| name | Writing Hegel Conformance Tests |
| description | This skill should be used when creating or modifying conformance tests in hegel-core, when adding a new ConformanceTest subclass, when writing a conformance binary for tests/conformance/tests/, or when instrumenting the hegel server to report metrics for conformance validation. Also use when debugging conformance test failures or understanding how library implementations (hegel-go, hegel-rust) are validated. |
Writing Hegel Conformance Tests
Conformance tests validate that hegel library implementations (hegel-go, hegel-rust, etc.) correctly implement the hegel protocol. They run compiled library binaries against the real hegel server and validate the results.
Architecture: Three Parts
1. ConformanceTest Subclass (hegel-core, src/hegel/conformance.py)
Defines what to test and how to validate:
params_strategy() — Hypothesis strategy generating random test parameters
validate(metrics_list, params) — Assertions on the collected metrics
modes class var — Optional list of modes; framework iterates and adds mode to params
extra_env() — Optional extra env vars for the binary
default_test_cases — Override for default number of test cases
The framework (run_conformance_tests) runs each test 5 times with random params via @given.
2. Conformance Binary (library side)
A compiled executable (Go/Rust/Python) that:
- Parses JSON params from
argv[1] (including mode if the test has modes)
- Reads
CONFORMANCE_TEST_CASES and CONFORMANCE_METRICS_FILE from env
- Connects to the hegel server (the library spawns the server internally)
- Runs a test through the library that exercises the feature being tested
- Writes per-test-case client metrics (one JSON line per test case) to
CONFORMANCE_METRICS_FILE
Critical principle: the binary is the library's code. It uses the library's API (hegel.MustRun in Go, Hegel::new().run() in Rust). It does NOT reimplement the protocol.
3. Server Instrumentation (hegel-core, src/hegel/server.py)
The server writes per-test-case server metrics to CONFORMANCE_SERVER_METRICS_FILE on each mark_complete. These are things only the server can know (e.g., generate_call_count). The framework merges server metrics with client metrics 1:1 and passes the merged list to validate().
The server is the source of truth. Server-written metrics cannot be faked by the library binary. Use server metrics for anything that validates server-side behavior.
Metrics Flow
Library Binary Hegel Server Framework
| | |
|-- spawns server ---------->| |
|-- run_test --------------->| |
| | |
|<-- test_case event --------| |
| writes to METRICS_FILE | writes to SERVER_METRICS |
| (per test case) | (per mark_complete) |
| | |
|<-- test_done event --------| |
| | |
| | reads both files |
| | merges 1:1 |
| | calls validate() |
The 1:1 merge requires the same number of lines in both files. Each mark_complete produces one server line. Each test function invocation produces one client line. They naturally align.
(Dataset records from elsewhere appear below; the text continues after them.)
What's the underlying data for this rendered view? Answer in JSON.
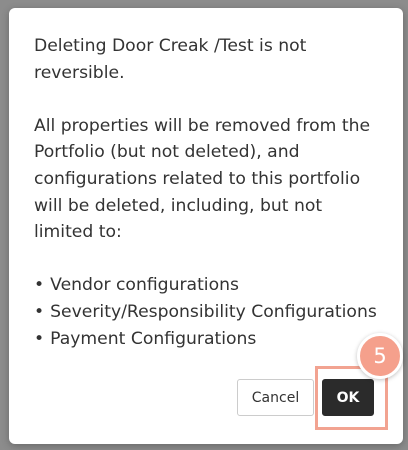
{
  "dialog": {
    "message": {
      "line1": "Deleting Door Creak /Test is not reversible.",
      "line2": "All properties will be removed from the Portfolio (but not deleted), and configurations related to this portfolio will be deleted, including, but not limited to:",
      "bullets": [
        "Vendor configurations",
        "Severity/Responsibility Configurations",
        "Payment Configurations"
      ]
    },
    "cancel_label": "Cancel",
    "ok_label": "OK"
  },
  "annotation": {
    "step_number": "5",
    "badge_color": "#f5a08c",
    "highlight_color": "#f2a391"
  }
}
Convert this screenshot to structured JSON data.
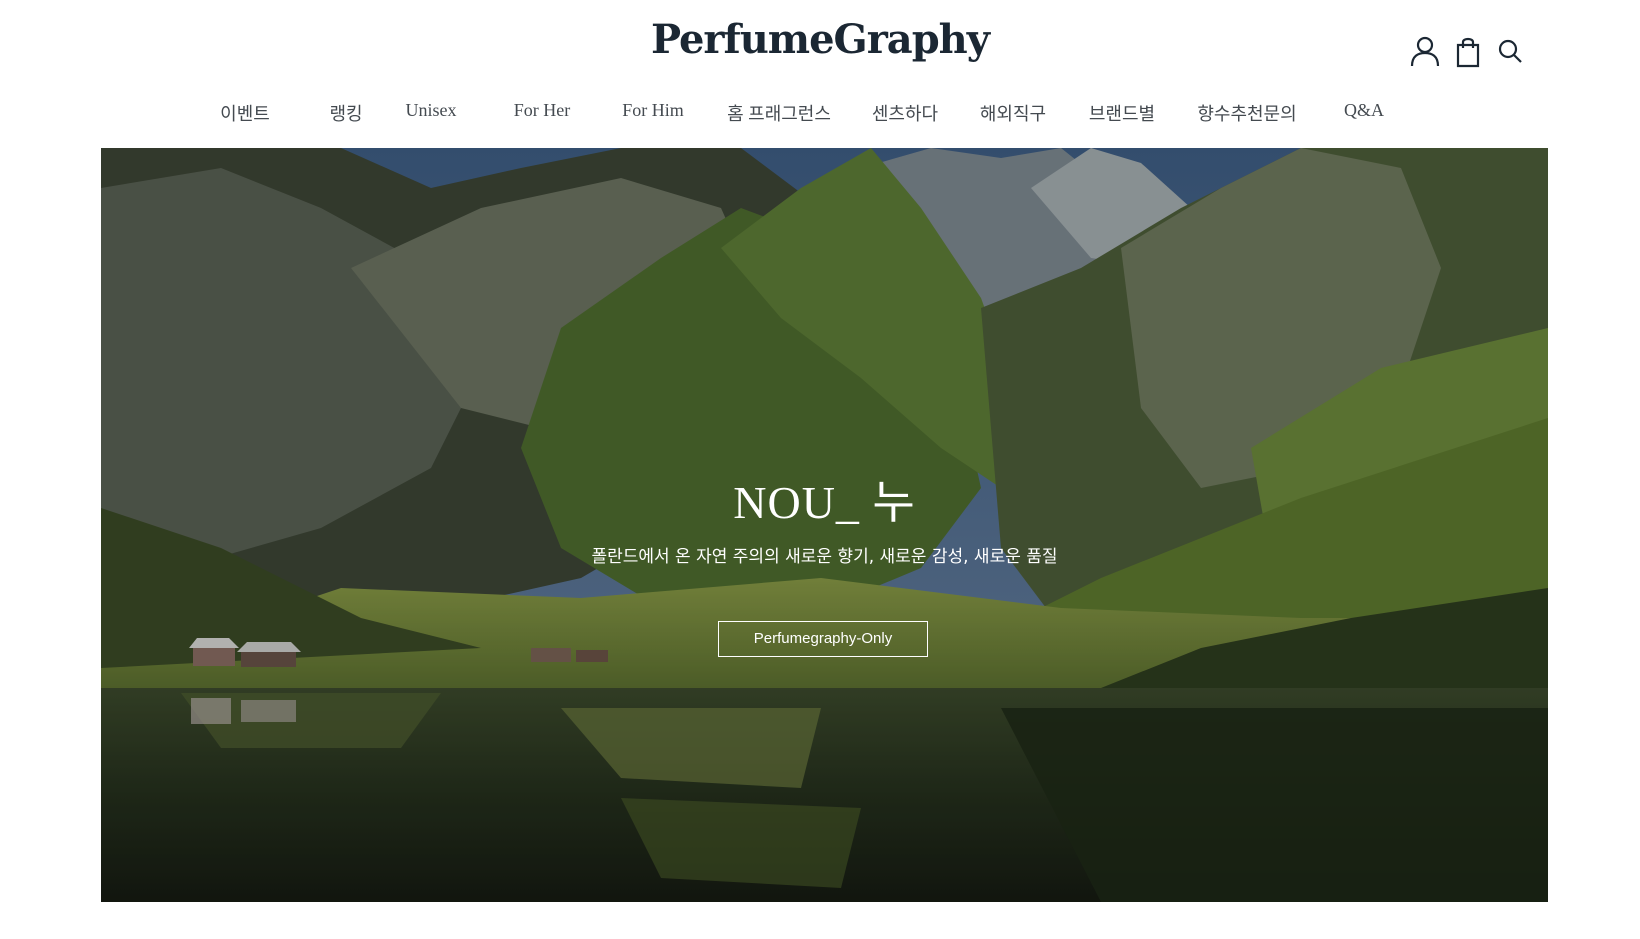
{
  "header": {
    "logo": "PerfumeGraphy",
    "icons": [
      "user-icon",
      "cart-icon",
      "search-icon"
    ]
  },
  "nav": {
    "items": [
      {
        "label": "이벤트"
      },
      {
        "label": "랭킹"
      },
      {
        "label": "Unisex"
      },
      {
        "label": "For Her"
      },
      {
        "label": "For Him"
      },
      {
        "label": "홈 프래그런스"
      },
      {
        "label": "센츠하다"
      },
      {
        "label": "해외직구"
      },
      {
        "label": "브랜드별"
      },
      {
        "label": "향수추천문의"
      },
      {
        "label": "Q&A"
      }
    ]
  },
  "hero": {
    "title": "NOU_ 누",
    "subtitle": "폴란드에서 온 자연 주의의 새로운 향기, 새로운 감성, 새로운 품질",
    "button": "Perfumegraphy-Only"
  },
  "colors": {
    "text": "#1b2733",
    "nav_text": "#444a50",
    "hero_text": "#ffffff"
  }
}
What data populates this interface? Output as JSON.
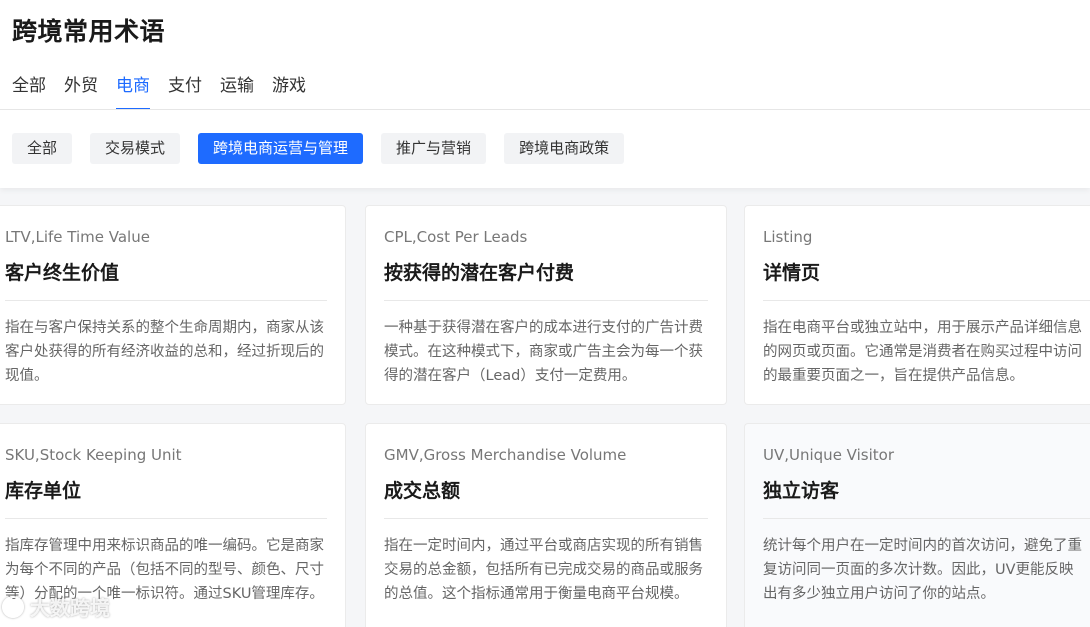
{
  "page": {
    "title": "跨境常用术语"
  },
  "tabs": [
    {
      "label": "全部"
    },
    {
      "label": "外贸"
    },
    {
      "label": "电商",
      "active": true
    },
    {
      "label": "支付"
    },
    {
      "label": "运输"
    },
    {
      "label": "游戏"
    }
  ],
  "chips": [
    {
      "label": "全部"
    },
    {
      "label": "交易模式"
    },
    {
      "label": "跨境电商运营与管理",
      "active": true
    },
    {
      "label": "推广与营销"
    },
    {
      "label": "跨境电商政策"
    }
  ],
  "cards": [
    {
      "abbr": "LTV,Life Time Value",
      "term": "客户终生价值",
      "desc": "指在与客户保持关系的整个生命周期内，商家从该客户处获得的所有经济收益的总和，经过折现后的现值。"
    },
    {
      "abbr": "CPL,Cost Per Leads",
      "term": "按获得的潜在客户付费",
      "desc": "一种基于获得潜在客户的成本进行支付的广告计费模式。在这种模式下，商家或广告主会为每一个获得的潜在客户（Lead）支付一定费用。"
    },
    {
      "abbr": "Listing",
      "term": "详情页",
      "desc": "指在电商平台或独立站中，用于展示产品详细信息的网页或页面。它通常是消费者在购买过程中访问的最重要页面之一，旨在提供产品信息。"
    },
    {
      "abbr": "SKU,Stock Keeping Unit",
      "term": "库存单位",
      "desc": "指库存管理中用来标识商品的唯一编码。它是商家为每个不同的产品（包括不同的型号、颜色、尺寸等）分配的一个唯一标识符。通过SKU管理库存。"
    },
    {
      "abbr": "GMV,Gross Merchandise Volume",
      "term": "成交总额",
      "desc": "指在一定时间内，通过平台或商店实现的所有销售交易的总金额，包括所有已完成交易的商品或服务的总值。这个指标通常用于衡量电商平台规模。"
    },
    {
      "abbr": "UV,Unique Visitor",
      "term": "独立访客",
      "desc": "统计每个用户在一定时间内的首次访问，避免了重复访问同一页面的多次计数。因此，UV更能反映出有多少独立用户访问了你的站点。"
    }
  ],
  "watermark": {
    "text": "大数跨境"
  },
  "colors": {
    "accent": "#1e6bff",
    "background": "#f5f6f8"
  }
}
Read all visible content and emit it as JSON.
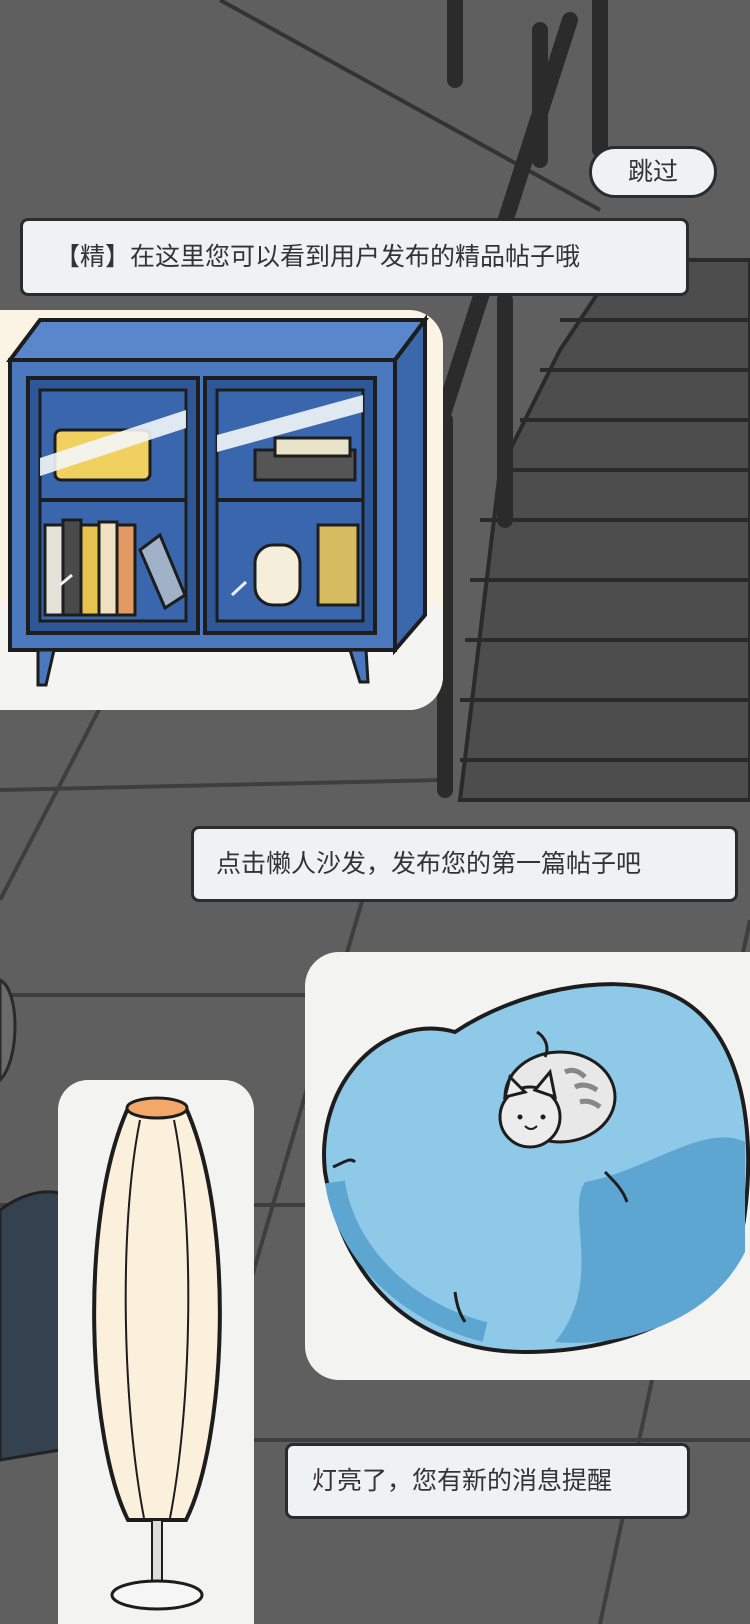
{
  "tutorial": {
    "skip_label": "跳过",
    "steps": [
      {
        "text": "【精】在这里您可以看到用户发布的精品帖子哦"
      },
      {
        "text": "点击懒人沙发，发布您的第一篇帖子吧"
      },
      {
        "text": "灯亮了，您有新的消息提醒"
      }
    ]
  },
  "colors": {
    "overlay": "#5f5f5f",
    "bubble_bg": "#eef2f5",
    "cabinet": "#4a78bf",
    "beanbag": "#8ec9e8",
    "lamp_shade": "#fbf0dc"
  }
}
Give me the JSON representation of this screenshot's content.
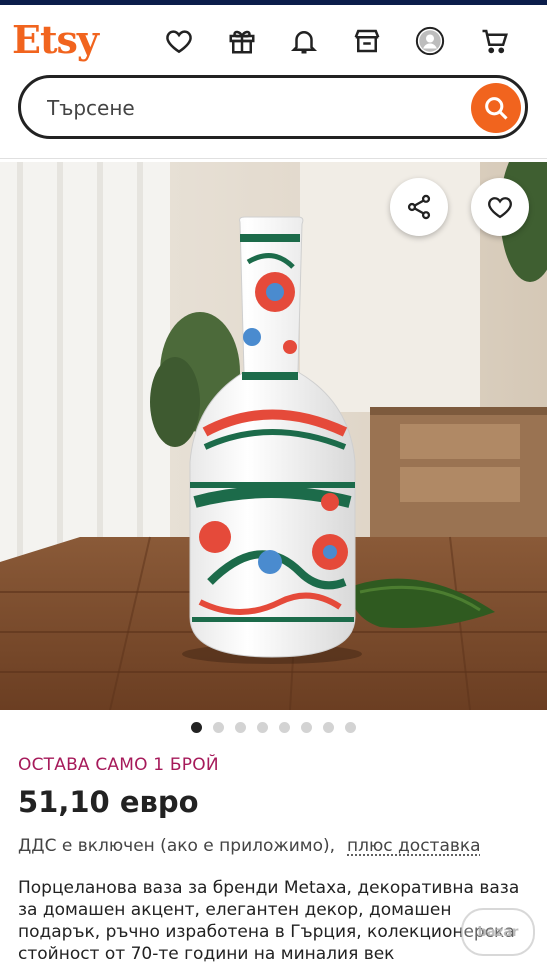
{
  "header": {
    "logo": "Etsy",
    "icons": [
      "heart-icon",
      "gift-icon",
      "bell-icon",
      "shop-icon",
      "avatar",
      "cart-icon"
    ]
  },
  "search": {
    "placeholder": "Търсене",
    "button_icon": "search-icon"
  },
  "hero": {
    "actions": [
      "share-icon",
      "favorite-heart-icon"
    ],
    "image_count": 8,
    "active_image": 1
  },
  "listing": {
    "stock_notice": "ОСТАВА САМО 1 БРОЙ",
    "price": "51,10 евро",
    "vat_note": "ДДС е включен (ако е приложимо),",
    "shipping_link": "плюс доставка",
    "description": "Порцеланова ваза за бренди Metaxa, декоративна ваза за домашен акцент, елегантен декор, домашен подарък, ръчно изработена в Гърция, колекционерска стойност от 70-те години на миналия век"
  },
  "colors": {
    "brand": "#f1641e",
    "stock_notice": "#a61a5a",
    "top_bar": "#0b1d4a"
  },
  "watermark": "bazar"
}
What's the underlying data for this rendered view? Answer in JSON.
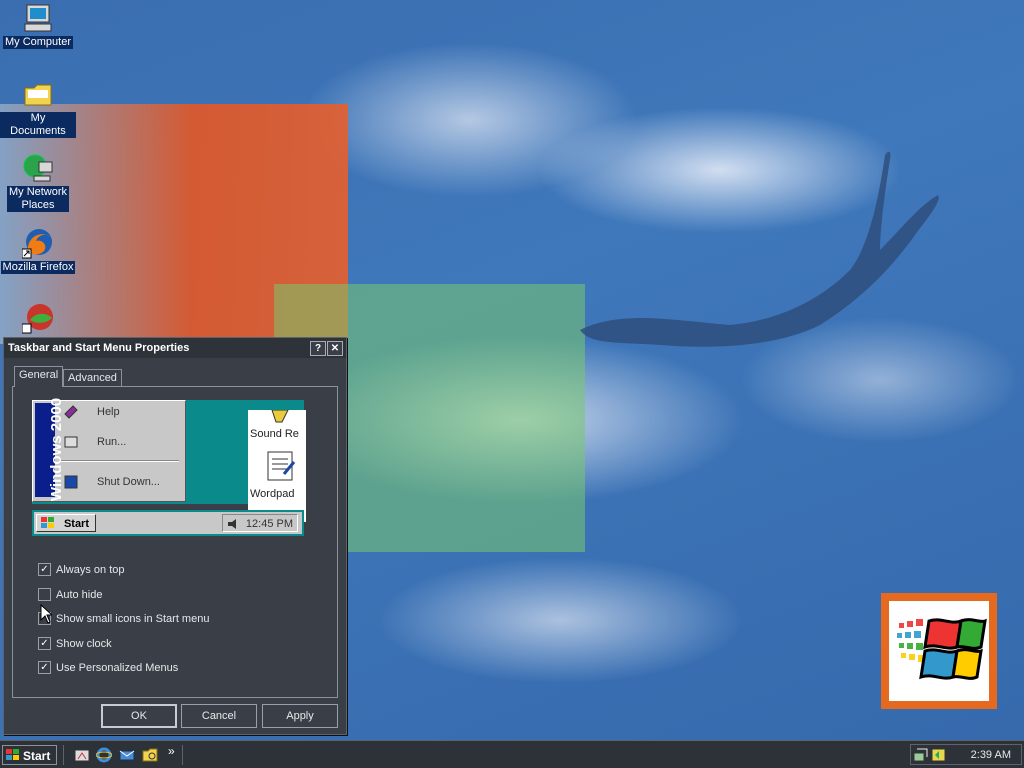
{
  "desktop": {
    "icons": [
      {
        "name": "my-computer",
        "label": "My Computer"
      },
      {
        "name": "my-documents",
        "label": "My Documents"
      },
      {
        "name": "my-network-places",
        "label": "My Network\nPlaces"
      },
      {
        "name": "mozilla-firefox",
        "label": "Mozilla Firefox"
      },
      {
        "name": "unnamed-shortcut",
        "label": ""
      }
    ]
  },
  "dialog": {
    "title": "Taskbar and Start Menu Properties",
    "help_btn": "?",
    "close_btn": "✕",
    "tabs": [
      {
        "label": "General",
        "selected": true
      },
      {
        "label": "Advanced",
        "selected": false
      }
    ],
    "preview": {
      "stripe_text": "Windows 2000",
      "menu_items": [
        "Help",
        "Run...",
        "Shut Down..."
      ],
      "window_items": [
        "Sound Re",
        "Wordpad"
      ],
      "start_label": "Start",
      "clock": "12:45 PM"
    },
    "options": [
      {
        "label": "Always on top",
        "checked": true
      },
      {
        "label": "Auto hide",
        "checked": false
      },
      {
        "label": "Show small icons in Start menu",
        "checked": false
      },
      {
        "label": "Show clock",
        "checked": true
      },
      {
        "label": "Use Personalized Menus",
        "checked": true
      }
    ],
    "buttons": {
      "ok": "OK",
      "cancel": "Cancel",
      "apply": "Apply"
    }
  },
  "taskbar": {
    "start_label": "Start",
    "quick_launch": [
      "show-desktop-icon",
      "internet-explorer-icon",
      "outlook-express-icon",
      "explorer-icon"
    ],
    "chevron": "»",
    "clock": "2:39 AM"
  },
  "colors": {
    "wallpaper_blue": "#3f78bb",
    "dialog_bg": "#3a3f47",
    "taskbar_bg": "#2d3238",
    "logo_orange": "#e56a1f"
  }
}
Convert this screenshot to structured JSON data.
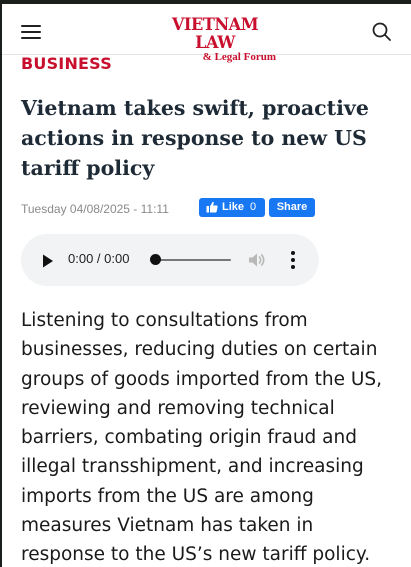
{
  "header": {
    "menu_icon": "hamburger-menu-icon",
    "logo_main": "VIETNAM LAW",
    "logo_sub": "& Legal Forum",
    "search_icon": "search-icon",
    "brand_color": "#c8102e"
  },
  "article": {
    "category": "BUSINESS",
    "title": "Vietnam takes swift, proactive actions in response to new US tariff policy",
    "date": "Tuesday 04/08/2025 - 11:11",
    "like_label": "Like",
    "like_count": "0",
    "share_label": "Share",
    "lead": "Listening to consultations from businesses, reducing duties on certain groups of goods imported from the US, reviewing and removing technical barriers, combating origin fraud and illegal transshipment, and increasing imports from the US are among measures Vietnam has taken in response to the US’s new tariff policy."
  },
  "audio": {
    "time": "0:00 / 0:00",
    "play_icon": "play-icon",
    "volume_icon": "volume-icon",
    "more_icon": "more-options-icon",
    "progress": 0
  },
  "colors": {
    "facebook_blue": "#1877f2",
    "title_text": "#1e2a35",
    "date_text": "#8a8a8a"
  }
}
Self-Test Binaries (Python reference, tests/conformance/tests/)
Hegel-core includes Python reference binaries that use Hypothesis directly (NOT the server):
- Pass
skip_server_metrics=True to skip the 1:1 server merge
- Verify the conformance validation logic is correct
- Do NOT test actual server behavior (that's what real library tests do)
Pattern: @given(strategy) generates values, writes metrics in the test function body.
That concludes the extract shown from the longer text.